The confession bell rang.
That night, after confession and dinner and chapel, Jack
and Wolf came back to their room to find both of their beds dripping wet and reeking of urine. Jack went to the door,
yanked it open, and saw Sonny, Warwick, and a big lunk
named Van Zandt standing in the hall, grinning.
“Guess we got the wrong room, snotface,” Sonny said.

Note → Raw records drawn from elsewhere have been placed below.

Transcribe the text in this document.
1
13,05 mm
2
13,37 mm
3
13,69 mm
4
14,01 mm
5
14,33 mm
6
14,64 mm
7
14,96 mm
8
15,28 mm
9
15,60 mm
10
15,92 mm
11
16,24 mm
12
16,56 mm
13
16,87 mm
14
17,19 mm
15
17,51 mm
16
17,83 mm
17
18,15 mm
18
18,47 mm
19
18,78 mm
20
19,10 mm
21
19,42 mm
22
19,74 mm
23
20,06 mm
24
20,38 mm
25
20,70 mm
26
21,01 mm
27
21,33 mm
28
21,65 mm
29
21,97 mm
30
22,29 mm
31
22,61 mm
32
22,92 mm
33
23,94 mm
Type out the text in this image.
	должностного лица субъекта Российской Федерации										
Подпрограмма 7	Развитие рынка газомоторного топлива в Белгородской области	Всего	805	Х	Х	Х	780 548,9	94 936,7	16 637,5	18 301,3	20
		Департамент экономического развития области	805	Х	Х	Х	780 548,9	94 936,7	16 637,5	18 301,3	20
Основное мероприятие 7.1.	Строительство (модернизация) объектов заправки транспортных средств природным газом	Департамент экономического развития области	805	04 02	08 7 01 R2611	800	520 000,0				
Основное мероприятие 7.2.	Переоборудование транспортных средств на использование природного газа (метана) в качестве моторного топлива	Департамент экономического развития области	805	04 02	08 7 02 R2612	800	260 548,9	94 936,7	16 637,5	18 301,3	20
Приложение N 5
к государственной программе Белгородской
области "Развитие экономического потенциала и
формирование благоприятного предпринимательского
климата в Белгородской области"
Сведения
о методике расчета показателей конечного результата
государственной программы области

“Thought it had to be the toilet, on account of the turds we always see floating around in there.”
Van Zandt almost ruptured himself laughing at this sally.
Jack stared at them for a long moment, and Van Zandt
stopped laughing.
“Who you looking at, turd? You want your fucking nose
broke off?”
Jack closed the door, looked around, and saw Wolf asleep
in his wet bunk with all his clothes on. Wolf ’s beard was coming back, but still his face looked pale, the skin stretched and shiny. It was an invalid’s face.
Leave him alone, then, Jack thought wearily. If he’s that tired, let him sleep in it.